A significant number of customers still prefer to turn up in person or call in to buy their tickets. How do you reconcile a growing horde of digital-firsts with a shrinking group of traditional consumers?

On the one hand you want to make the ticketing path as quick and easy as possible. On the other hand, you want to seize any opportunity to immerse the customer in your programme, cross-selling them other products, upselling their purchase path, asking for donations, and using it as an opportunity to build a deeper, more meaningful relationship.

In essence, you need to provide your customers with the quick, self-service option but also provide a full-service option that meets that group’s more extensive needs. To do this you need to strategically address the customer purchase path, establishing two approaches: the self-service option and the full-service option.
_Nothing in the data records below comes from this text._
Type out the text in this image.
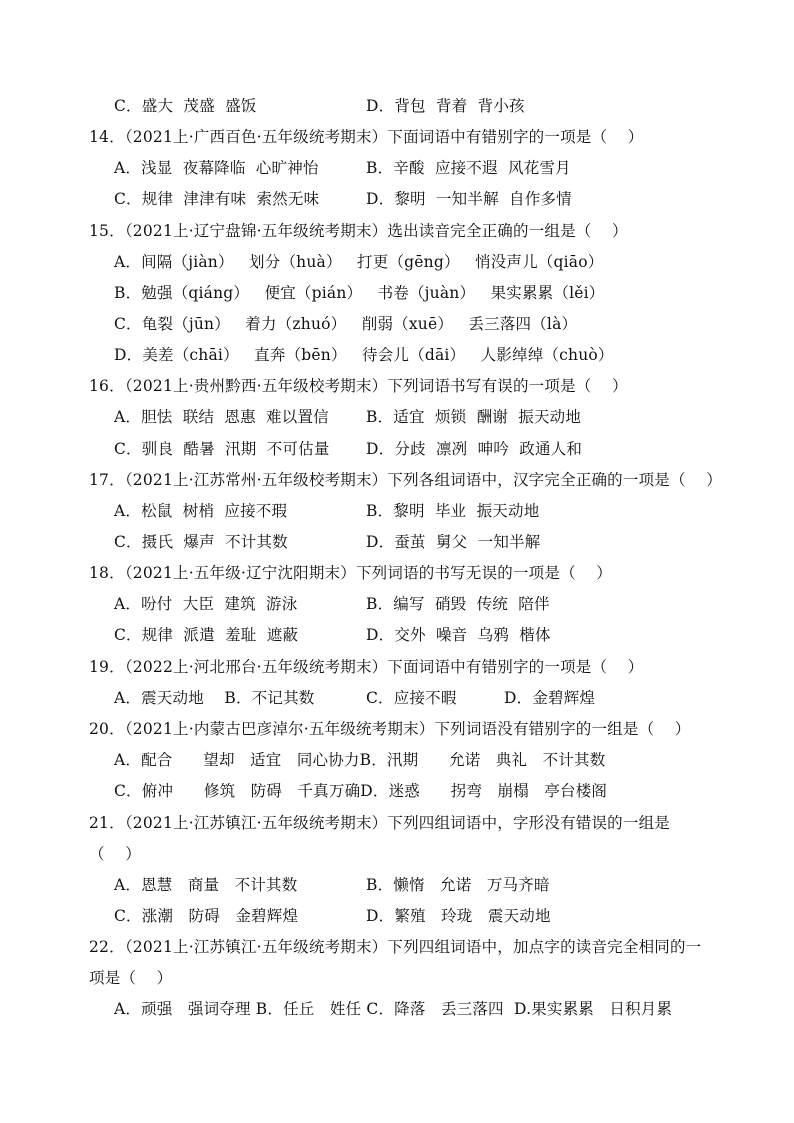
C．盛大  茂盛  盛饭	D．背包  背着  背小孩
14．（2021上·广西百色·五年级统考期末）下面词语中有错别字的一项是（    ）
A．浅显  夜幕降临  心旷神怡	B．辛酸  应接不遐  风花雪月
C．规律  津津有味  索然无味	D．黎明  一知半解  自作多情
15．（2021上·辽宁盘锦·五年级统考期末）选出读音完全正确的一组是（    ）
A．间隔（jiàn）   划分（huà）   打更（gēng）   悄没声儿（qiāo）
B．勉强（qiáng）   便宜（pián）   书卷（juàn）   果实累累（lěi）
C．龟裂（jūn）   着力（zhuó）   削弱（xuē）   丢三落四（là）
D．美差（chāi）   直奔（bēn）   待会儿（dāi）   人影绰绰（chuò）
16．（2021上·贵州黔西·五年级校考期末）下列词语书写有误的一项是（    ）
A．胆怯  联结  恩惠  难以置信 B．适宜  烦锁  酬谢  振天动地
C．驯良  酷暑  汛期  不可估量 D．分歧  凛冽  呻吟  政通人和
17．（2021上·江苏常州·五年级校考期末）下列各组词语中，汉字完全正确的一项是（    ）
A．松鼠  树梢  应接不瑕	B．黎明  毕业  振天动地
C．摄氏  爆声  不计其数	D．蚕茧  舅父  一知半解
18．（2021上·五年级·辽宁沈阳期末）下列词语的书写无误的一项是（    ）
A．吩付  大臣  建筑  游泳	B．编写  硝毁  传统  陪伴
C．规律  派遣  羞耻  遮蔽	D．交外  噪音  乌鸦  楷体
19．（2022上·河北邢台·五年级统考期末）下面词语中有错别字的一项是（    ）
A．震天动地    B．不记其数	C．应接不暇	D．金碧辉煌
20．（2021上·内蒙古巴彦淖尔·五年级统考期末）下列词语没有错别字的一组是（    ）
A．配合      望却   适宜   同心协力B．汛期      允诺   典礼   不计其数
C．俯冲      修筑   防碍   千真万确D．迷惑      拐弯   崩榻   亭台楼阁
21．（2021上·江苏镇江·五年级统考期末）下列四组词语中，字形没有错误的一组是
（    ）
A．恩慧   商量   不计其数	B．懒惰   允诺   万马齐暗
C．涨潮   防碍   金碧辉煌	D．繁殖   玲珑   震天动地
22．（2021上·江苏镇江·五年级统考期末）下列四组词语中，加点字的读音完全相同的一
项是（    ）
A．顽强   强词夺理 B．任丘   姓任 C．降落   丢三落四  D.果实累累   日积月累
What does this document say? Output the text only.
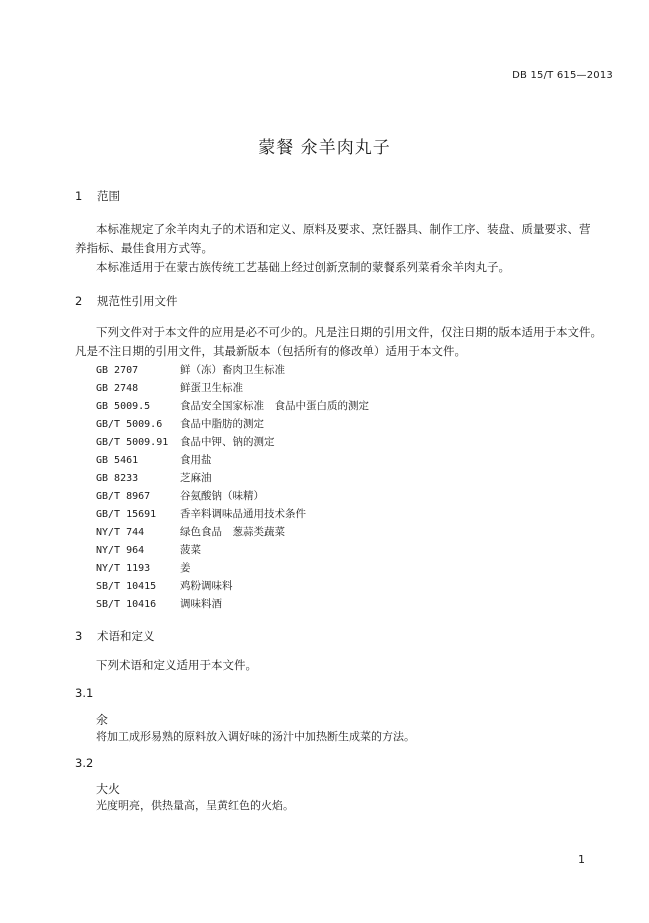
DB 15/T 615—2013
蒙餐 氽羊肉丸子
1 范围
本标准规定了氽羊肉丸子的术语和定义、原料及要求、烹饪器具、制作工序、装盘、质量要求、营
养指标、最佳食用方式等。
本标准适用于在蒙古族传统工艺基础上经过创新烹制的蒙餐系列菜肴氽羊肉丸子。
2 规范性引用文件
下列文件对于本文件的应用是必不可少的。凡是注日期的引用文件，仅注日期的版本适用于本文件。
凡是不注日期的引用文件，其最新版本（包括所有的修改单）适用于本文件。
GB 2707	鲜（冻）畜肉卫生标准
GB 2748	鲜蛋卫生标准
GB 5009.5	食品安全国家标准　食品中蛋白质的测定
GB/T 5009.6 食品中脂肪的测定
GB/T 5009.91 食品中钾、钠的测定
GB 5461	食用盐
GB 8233	芝麻油
GB/T 8967	谷氨酸钠（味精）
GB/T 15691 香辛料调味品通用技术条件
NY/T 744	绿色食品　葱蒜类蔬菜
NY/T 964	菠菜
NY/T 1193	姜
SB/T 10415 鸡粉调味料
SB/T 10416 调味料酒
3 术语和定义
下列术语和定义适用于本文件。
3.1
氽
将加工成形易熟的原料放入调好味的汤汁中加热断生成菜的方法。
3.2
大火
光度明亮，供热量高，呈黄红色的火焰。
1
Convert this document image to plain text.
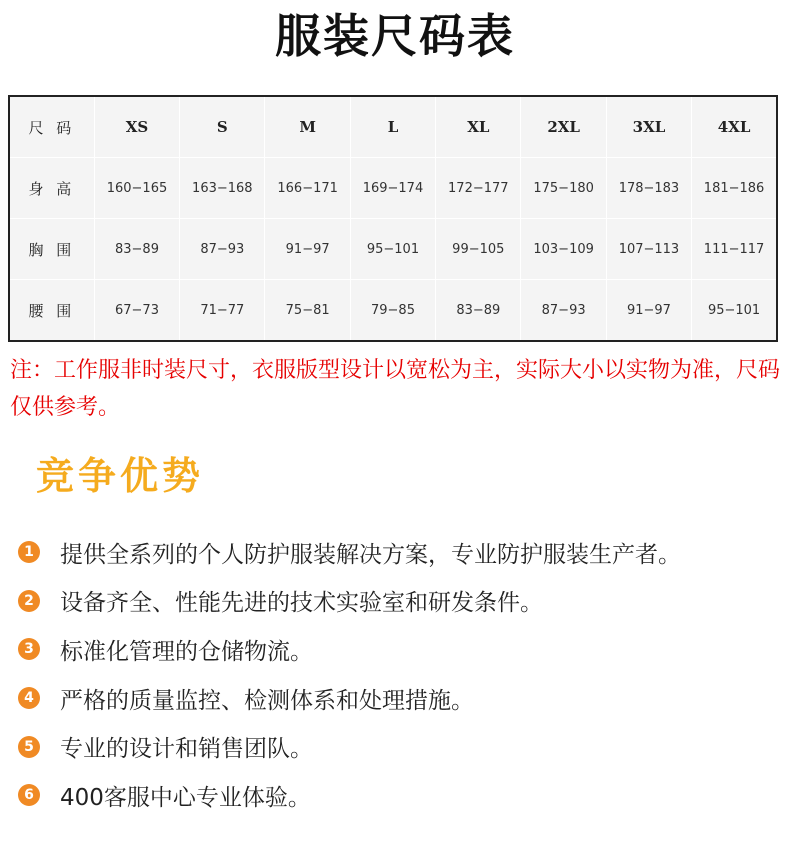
服装尺码表
尺 码	XS	S	M	L	XL	2XL	3XL	4XL
身 高	160−165	163−168	166−171	169−174	172−177	175−180	178−183	181−186
胸 围	83−89	87−93	91−97	95−101	99−105	103−109	107−113	111−117
腰 围	67−73	71−77	75−81	79−85	83−89	87−93	91−97	95−101
注：工作服非时装尺寸，衣服版型设计以宽松为主，实际大小以实物为准，尺码仅供参考。
竞争优势
1 提供全系列的个人防护服装解决方案，专业防护服装生产者。
2 设备齐全、性能先进的技术实验室和研发条件。
3 标准化管理的仓储物流。
4 严格的质量监控、检测体系和处理措施。
5 专业的设计和销售团队。
6 400客服中心专业体验。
The full-service option is really about making everything available that people need to know in order to make a decision. As a minimum, provide critic and customer reviews. If the show hasn’t yet gone live, provide reviews for the directors’, the writers’, the actors’ or the companies’ previous works. Sharing production photos and rehearsal or production videos can round out the picture for a prospective customer.

The self-service option should be a fast solution for people who know what they want. Digital technologies enable us to make sure the process is incredibly quick and easy to complete. Your system should recognise if they’re coming from a mobile or a laptop, or a desktop, and provide the best available option.

Getting the purchase journey right for self-service and full-service customers is essential to the arts industry’s transition towards more self-reliance. The retail sector hasn’t been shy about stealing ideas from the arts, so we shouldn’t be afraid to borrow approaches back. A regular look at how Amazon cross-sells other products – from the imagery and page layout to the message – should be a monthly exercise for arts marketers. We might also consider how travel companies offer a fast purchase ‘select your destination and dates widget’ on the homepage, while also providing the option to find out more and validate the choice.

When it comes to selling, the arts need to get better at storytelling. Thinking strategically about e-commerce is an excellent place to start.